Countries from Yugoslavia to Equatorial Guinea also face scrutiny by the U.N. panel. But the China measure was the toughest battle, and Washington took the unusual step of announcing well in advance - on Jan. 11 - that it would propose the censure resolution.
``We must acknowledge that the situation of human rights in China remains very poor,'' said U.S. Assistant Secretary of State Harold Koh. ``Its human rights record has not improved and has in fact deteriorated markedly over the last 12 months.''
Chinese Ambassador Qiao Zonghuai responded that Washington was engaging in an ``anti-China political farce'' which was ``a mockery toward the commission and its members.''
He accused Washington of using the commission ``to make unwarranted attacks on China'' and repeated Beijing's accusation that the U.S. motion ``serves the needs of its domestic party politics.''
Chinese officials have been keen to justify the crackdown on the banned Falun Gong spiritual movement, one of the points covered by the U.S. resolution.
``The United States is giving unreserved support to the evil cult in China,'' Qiao said.
The resolution on China cited ``severe restrictions on the rights of citizens'' over the past year and also protested ``increased restrictions'' on Tibetans' freedoms and the ``harsh crackdown'' on opponents of the government.
Censure by the U.N. panel brings no penalties but brings international attention to countries' records. Both sides have lobbied hard among commission members.
Chinese authorities appeared to be delaying the verdict of an anti-corruption campaigner to avoid negative publicity ahead of the U.N. vote.
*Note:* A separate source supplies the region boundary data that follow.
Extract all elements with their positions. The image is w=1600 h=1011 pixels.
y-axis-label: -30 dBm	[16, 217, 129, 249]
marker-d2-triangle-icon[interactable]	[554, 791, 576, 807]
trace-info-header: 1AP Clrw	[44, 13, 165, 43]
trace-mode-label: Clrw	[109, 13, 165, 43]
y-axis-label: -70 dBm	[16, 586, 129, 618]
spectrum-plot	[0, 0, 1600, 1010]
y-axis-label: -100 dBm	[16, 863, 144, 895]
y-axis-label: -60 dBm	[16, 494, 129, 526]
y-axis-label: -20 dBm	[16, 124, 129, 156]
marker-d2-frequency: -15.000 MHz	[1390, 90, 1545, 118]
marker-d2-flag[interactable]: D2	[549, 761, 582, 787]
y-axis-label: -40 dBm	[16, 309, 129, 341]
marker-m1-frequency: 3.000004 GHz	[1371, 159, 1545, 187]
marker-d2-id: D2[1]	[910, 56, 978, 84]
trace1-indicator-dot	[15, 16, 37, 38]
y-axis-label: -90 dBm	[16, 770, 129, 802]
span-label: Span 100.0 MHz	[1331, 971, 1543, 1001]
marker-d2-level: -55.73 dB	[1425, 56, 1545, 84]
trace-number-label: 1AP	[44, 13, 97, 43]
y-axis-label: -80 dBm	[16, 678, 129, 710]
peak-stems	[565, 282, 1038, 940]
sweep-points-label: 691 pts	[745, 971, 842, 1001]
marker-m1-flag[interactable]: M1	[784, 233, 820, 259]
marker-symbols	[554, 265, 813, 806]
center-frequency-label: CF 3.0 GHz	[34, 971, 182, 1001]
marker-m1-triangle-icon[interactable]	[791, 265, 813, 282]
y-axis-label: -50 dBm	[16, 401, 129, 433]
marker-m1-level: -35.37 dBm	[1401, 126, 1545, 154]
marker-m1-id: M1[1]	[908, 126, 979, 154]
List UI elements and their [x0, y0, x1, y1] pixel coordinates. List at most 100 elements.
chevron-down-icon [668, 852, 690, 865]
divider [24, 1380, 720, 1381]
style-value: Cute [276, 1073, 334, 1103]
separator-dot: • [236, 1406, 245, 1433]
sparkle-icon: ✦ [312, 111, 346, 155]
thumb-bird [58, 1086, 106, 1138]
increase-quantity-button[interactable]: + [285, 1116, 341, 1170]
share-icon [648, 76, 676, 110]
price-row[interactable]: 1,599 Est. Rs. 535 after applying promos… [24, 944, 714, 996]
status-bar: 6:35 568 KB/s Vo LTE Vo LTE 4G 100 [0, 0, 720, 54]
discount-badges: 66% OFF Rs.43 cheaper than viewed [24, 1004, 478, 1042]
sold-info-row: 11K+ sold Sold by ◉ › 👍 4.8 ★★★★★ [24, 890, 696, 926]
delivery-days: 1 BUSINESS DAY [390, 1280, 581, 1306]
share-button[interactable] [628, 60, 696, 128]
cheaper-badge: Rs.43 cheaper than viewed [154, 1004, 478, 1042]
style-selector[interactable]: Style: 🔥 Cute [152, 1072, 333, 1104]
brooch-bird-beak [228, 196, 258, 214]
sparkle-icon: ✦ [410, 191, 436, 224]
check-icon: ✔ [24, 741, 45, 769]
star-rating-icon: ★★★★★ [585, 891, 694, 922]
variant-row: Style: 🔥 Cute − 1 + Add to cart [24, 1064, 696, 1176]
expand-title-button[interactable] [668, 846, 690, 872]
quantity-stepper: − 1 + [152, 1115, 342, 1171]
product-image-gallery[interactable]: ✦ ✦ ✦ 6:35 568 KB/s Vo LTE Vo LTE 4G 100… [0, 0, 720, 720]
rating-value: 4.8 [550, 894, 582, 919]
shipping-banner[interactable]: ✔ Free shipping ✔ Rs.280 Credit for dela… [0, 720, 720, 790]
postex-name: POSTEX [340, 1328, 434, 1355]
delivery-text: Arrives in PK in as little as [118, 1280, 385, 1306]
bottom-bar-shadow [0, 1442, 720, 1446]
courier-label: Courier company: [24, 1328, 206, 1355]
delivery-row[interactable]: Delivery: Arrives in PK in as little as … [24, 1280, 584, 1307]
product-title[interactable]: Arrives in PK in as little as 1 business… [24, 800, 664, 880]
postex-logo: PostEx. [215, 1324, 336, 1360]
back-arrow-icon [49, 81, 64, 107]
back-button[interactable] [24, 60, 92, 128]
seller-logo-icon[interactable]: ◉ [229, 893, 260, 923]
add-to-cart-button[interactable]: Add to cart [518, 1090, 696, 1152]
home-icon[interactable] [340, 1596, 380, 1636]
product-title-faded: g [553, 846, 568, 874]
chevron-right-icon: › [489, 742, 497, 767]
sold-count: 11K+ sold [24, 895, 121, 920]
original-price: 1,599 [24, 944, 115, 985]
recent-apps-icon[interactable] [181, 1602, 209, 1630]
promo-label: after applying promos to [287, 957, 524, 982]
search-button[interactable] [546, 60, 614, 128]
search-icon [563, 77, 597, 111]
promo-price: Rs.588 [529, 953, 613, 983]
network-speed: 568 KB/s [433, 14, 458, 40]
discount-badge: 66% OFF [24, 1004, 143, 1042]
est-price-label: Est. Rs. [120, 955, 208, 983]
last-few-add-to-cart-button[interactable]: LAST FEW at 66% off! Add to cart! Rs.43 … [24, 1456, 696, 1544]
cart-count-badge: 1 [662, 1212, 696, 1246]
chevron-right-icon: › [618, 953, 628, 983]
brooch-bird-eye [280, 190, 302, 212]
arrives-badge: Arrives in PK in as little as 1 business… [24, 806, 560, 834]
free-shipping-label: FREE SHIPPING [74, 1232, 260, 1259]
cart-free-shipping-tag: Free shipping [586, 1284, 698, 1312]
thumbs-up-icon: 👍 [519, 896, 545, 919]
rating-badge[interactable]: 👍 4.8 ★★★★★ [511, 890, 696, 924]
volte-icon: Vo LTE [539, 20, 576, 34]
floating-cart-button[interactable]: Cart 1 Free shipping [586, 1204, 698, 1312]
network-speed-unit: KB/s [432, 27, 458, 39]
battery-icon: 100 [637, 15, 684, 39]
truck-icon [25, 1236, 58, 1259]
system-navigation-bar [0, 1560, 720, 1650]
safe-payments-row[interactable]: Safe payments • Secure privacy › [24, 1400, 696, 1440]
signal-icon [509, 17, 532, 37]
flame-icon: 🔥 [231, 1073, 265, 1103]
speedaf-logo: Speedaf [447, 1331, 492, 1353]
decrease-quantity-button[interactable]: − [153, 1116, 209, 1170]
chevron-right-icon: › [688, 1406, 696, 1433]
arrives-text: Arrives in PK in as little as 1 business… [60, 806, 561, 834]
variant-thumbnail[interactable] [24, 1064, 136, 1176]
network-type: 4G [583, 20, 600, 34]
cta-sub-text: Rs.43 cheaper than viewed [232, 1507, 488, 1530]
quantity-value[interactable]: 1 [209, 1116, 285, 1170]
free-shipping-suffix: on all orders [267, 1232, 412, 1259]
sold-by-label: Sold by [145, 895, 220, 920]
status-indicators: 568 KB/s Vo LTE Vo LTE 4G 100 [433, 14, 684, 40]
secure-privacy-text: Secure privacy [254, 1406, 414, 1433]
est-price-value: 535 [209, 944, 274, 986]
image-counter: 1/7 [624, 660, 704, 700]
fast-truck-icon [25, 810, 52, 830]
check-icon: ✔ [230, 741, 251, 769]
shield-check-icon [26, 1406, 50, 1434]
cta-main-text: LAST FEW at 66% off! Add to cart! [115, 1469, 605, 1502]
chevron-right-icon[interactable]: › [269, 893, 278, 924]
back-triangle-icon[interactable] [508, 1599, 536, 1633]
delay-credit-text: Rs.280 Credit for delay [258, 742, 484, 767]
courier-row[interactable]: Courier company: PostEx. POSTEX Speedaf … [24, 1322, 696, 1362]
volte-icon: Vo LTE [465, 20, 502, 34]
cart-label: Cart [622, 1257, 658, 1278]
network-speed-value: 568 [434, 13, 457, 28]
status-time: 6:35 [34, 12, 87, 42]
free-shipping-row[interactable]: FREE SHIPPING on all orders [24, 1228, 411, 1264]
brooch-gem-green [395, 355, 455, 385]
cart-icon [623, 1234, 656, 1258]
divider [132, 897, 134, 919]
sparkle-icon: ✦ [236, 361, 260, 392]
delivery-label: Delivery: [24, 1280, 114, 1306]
A court in Xinyang in the central province of Hunan confirmed today that a verdict in An Jun's trial would be announced Wednesday.
Last year, the Chinese ``no-action'' motion passed 22-17.
The 15-nation European Union refrained from sponsoring the China resolution but opposed the Chinese ``no-action'' motion.
``Little progress has been made on the ground,'' Portuguese Ambassador Alvaro de Mendonca e Moura said on behalf of the EU.
``Today's decision represents a sorry failure of political will,'' said Joanna Weschler, a representative of New York-based Human Rights Watch, said in a statement. ``The credibility of the U.N. commission has been seriously damaged by its unwillingness to censure China or even to discuss its rights performance.''
``This is not surprising,'' said Xiao Qiang, executive director of Human Rights in China, expressing particular disappointment that the EU failed to back the resolution more strongly.
But Russian Ambassador Vasily Sidorov described the U.S. motion as a counterproductive and maintained that ``one cannot ignore the positive changes'' in China.
Among other motions, the human rights group condemned Iraq for its ``all-pervasive repression and oppression'' of its population. The EU motion was supported by 32 nations. There were 21 abstentions.
Cuba faces a motion submitted by Poland and the Czech Republic that expresses concern about continued repression of political opponents and the detention of dissidents. The communist island last year was rebuked by a single-vote margin.
A potential showdown on an EU motion expressing concern at allegations of abuses by both sides in the Chechen conflict was delayed. Commission chairman Shambu Ram Sinkhada said it will take place April 25 instead of today.